Штирлиц затянулся, по-прежнему удовлетворенно улыбаясь, словно бы не читал стенограмму, а сам присутствовал на этой бескровной битве в Нью-Йорке; вспомнил Монтеня; действительно, лживость — гнуснейший порок, свидетельство презрения к богу и страха перед людьми. Наше взаимопонимание осуществляется через слово; тот, кто извращает его, — предатель по отношению к обществу; слово — единственное орудие, с помощью которого мы оповещаем друг друга о наших желаниях и чувствах, толмач нашей души; если оно обманывает нас, делается невозможным всякое общение человека с себе подобными.
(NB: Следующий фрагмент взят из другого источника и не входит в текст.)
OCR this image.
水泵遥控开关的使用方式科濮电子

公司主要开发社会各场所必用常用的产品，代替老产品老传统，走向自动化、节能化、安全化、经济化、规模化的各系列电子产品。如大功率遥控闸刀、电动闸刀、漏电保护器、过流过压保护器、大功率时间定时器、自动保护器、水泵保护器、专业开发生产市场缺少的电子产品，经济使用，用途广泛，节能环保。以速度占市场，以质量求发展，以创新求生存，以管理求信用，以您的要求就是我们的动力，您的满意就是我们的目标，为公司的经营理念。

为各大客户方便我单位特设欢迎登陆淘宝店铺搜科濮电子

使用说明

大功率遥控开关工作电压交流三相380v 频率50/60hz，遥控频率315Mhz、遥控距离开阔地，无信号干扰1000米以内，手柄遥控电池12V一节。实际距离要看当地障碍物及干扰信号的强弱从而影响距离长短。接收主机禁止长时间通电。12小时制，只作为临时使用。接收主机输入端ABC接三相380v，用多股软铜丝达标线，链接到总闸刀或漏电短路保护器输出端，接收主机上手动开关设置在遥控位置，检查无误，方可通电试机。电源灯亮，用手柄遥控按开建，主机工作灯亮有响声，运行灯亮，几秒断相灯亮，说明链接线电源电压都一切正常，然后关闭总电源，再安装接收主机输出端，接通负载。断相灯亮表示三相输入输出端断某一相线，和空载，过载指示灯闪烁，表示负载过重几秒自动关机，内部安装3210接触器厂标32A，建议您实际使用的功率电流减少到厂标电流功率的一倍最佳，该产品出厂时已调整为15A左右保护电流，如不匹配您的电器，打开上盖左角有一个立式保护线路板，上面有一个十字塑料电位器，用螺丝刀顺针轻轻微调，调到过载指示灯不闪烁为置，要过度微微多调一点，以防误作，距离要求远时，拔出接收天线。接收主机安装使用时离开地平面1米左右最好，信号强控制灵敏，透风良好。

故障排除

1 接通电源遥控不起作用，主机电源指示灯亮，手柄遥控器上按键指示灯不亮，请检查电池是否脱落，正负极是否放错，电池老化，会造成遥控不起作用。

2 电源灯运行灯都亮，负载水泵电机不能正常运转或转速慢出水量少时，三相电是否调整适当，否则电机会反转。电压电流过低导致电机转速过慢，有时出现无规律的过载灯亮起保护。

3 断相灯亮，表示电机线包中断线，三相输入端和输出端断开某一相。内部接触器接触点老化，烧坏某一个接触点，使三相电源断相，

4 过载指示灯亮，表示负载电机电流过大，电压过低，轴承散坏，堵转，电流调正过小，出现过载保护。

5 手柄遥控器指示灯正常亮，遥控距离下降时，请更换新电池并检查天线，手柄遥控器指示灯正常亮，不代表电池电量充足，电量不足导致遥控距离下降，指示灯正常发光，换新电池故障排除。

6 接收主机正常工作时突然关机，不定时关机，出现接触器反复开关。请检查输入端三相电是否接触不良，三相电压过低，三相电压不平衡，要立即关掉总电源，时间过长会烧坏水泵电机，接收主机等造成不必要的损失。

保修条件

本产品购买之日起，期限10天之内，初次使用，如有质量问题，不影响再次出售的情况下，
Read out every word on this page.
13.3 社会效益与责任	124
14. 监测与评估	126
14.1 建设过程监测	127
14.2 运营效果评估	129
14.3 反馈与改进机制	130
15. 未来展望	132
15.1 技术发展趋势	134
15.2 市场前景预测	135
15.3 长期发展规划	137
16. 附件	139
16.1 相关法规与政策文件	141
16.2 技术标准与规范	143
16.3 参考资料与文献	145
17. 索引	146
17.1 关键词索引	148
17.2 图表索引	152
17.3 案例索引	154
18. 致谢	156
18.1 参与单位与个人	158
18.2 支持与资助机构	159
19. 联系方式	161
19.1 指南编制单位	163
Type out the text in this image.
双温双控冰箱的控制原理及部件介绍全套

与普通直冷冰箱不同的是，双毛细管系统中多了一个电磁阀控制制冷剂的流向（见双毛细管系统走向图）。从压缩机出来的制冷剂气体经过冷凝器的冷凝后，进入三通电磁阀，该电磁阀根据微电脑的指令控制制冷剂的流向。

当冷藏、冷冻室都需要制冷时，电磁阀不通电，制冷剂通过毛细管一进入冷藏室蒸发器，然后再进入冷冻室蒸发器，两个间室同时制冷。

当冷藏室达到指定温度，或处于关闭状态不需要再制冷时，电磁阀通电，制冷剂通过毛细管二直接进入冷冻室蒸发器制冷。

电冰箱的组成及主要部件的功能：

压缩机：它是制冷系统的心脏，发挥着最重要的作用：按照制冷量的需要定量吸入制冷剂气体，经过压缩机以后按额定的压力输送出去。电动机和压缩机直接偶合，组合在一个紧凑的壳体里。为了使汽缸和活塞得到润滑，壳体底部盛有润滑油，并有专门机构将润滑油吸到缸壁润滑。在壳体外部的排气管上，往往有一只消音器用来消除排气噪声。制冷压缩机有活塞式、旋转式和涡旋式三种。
С какого времени возникло обыкновение тщательно взвешивать наши слова, сообразуя их с понятием чести? У греков и римлян этого не было... Цезаря нередко честили, называя прямо в лицо то вором, то пьяницей. Мы дивимся той свободе, с какой они обрушивали друг на друга потоки брани, причем за слова у них расплачивались только словами, и эта перепалка не влекла за собой иных последствий...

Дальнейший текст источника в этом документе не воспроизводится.